Post date:
October 1 2003
Settlement With Internet Company Ensures Transparency In Email Marketing Practices
New York State Attorney General Spitzer today announced a settlement with Yahoo! Inc., the internet portal company based in Sunnyvale, California, that will protect consumers from unwanted email and telemarketing campaigns and ensure that they understand and control marketing solicitations.
The agreement with Yahoo! follows an investigation into changes to the company's marketing program that were announced in March of 2002 and that would have included in Yahoo!'s telemarketing and email campaigns consumers who already opted out. Yahoo will now be required to give these consumers clear notice of Yahoo!'s policies, along with the ongoing opportunity to opt-out of email marketing and Yahoo! will be prohibited from telemarketing to these consumers. In the spring of 2002, Yahoo! sent email messages to registered users indicating that the company was revamping its marketing program and that after sixty (60) days would begin marketing to all registered users, unless they informed the company that they did not wish to receive marketing solicitations. Prior to the March 2002 announcement, during the registration process, Yahoo! had asked consumers a single "yes" or "no" question as to whether they wished to receive any marketing communications.

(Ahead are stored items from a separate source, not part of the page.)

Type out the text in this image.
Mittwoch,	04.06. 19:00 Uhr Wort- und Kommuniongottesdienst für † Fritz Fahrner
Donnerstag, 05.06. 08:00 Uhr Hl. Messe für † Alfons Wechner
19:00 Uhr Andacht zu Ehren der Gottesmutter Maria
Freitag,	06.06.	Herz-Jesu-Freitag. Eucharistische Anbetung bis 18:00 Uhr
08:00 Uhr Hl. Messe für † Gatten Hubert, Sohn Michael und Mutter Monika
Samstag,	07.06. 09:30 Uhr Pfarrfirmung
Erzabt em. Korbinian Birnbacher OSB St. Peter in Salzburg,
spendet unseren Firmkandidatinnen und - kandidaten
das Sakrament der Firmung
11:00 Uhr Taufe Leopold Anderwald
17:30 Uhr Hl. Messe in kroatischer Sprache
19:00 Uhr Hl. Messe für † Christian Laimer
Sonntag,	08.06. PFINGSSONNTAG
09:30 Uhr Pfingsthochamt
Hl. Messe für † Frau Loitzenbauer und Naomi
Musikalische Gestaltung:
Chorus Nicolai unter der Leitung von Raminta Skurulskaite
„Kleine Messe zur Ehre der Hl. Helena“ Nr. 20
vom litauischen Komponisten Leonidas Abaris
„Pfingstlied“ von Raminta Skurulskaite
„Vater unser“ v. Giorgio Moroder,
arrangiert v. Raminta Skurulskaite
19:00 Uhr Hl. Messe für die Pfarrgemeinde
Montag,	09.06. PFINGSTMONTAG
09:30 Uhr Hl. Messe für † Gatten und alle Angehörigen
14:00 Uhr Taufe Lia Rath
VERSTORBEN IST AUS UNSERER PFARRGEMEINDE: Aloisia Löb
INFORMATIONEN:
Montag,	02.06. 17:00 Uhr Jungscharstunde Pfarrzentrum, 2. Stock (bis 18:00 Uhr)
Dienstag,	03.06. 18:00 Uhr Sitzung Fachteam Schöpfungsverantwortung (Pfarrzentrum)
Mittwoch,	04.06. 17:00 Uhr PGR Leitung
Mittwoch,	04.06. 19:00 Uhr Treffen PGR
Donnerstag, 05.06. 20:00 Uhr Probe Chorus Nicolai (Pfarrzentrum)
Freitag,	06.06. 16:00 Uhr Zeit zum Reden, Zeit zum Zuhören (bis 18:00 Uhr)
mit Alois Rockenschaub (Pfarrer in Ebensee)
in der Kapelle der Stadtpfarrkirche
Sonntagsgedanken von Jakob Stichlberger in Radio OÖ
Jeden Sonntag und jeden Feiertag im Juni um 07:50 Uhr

"It is neither appropriate nor legally permissible for a company to compile a database of personal information through an online registration process and then attempt to use the information for telemarketing purposes to target consumers who have stated that they do not want to receive solicitations. Morever, consumers need and the law requires adequate and effective notice about changes to the way a company utilizes a consumer's personal information," Spitzer said. "I am pleased that Yahoo! worked with my office in this investigation and agreed to suspend implementation of the program until we were able reach this agreement."
Under the agreement, Yahoo! will not telemarket to consumers who supplied their telephone number as part of their Yahoo! account information and who declined to receive marketing communications under the previous marketing program. The agreement requires Yahoo! to provide consumers with notice 30 days prior to the effective date of any changes to its marketing program and inform them how to "opt-out" or delete their account. Yahoo! must include within the text of any email solicitation sent to consumers, a "clear and conspicuous" hypertext link to an "unsubscribe" page, where consumers may revise their marketing preferences or "opt-out" of the marketing program entirely. Yahoo! will pay $75,000 to cover the costs of the investigation.
This case was handled by Assistant Attorney General Don Tellock of Attorney General Spitzer's Internet Bureau.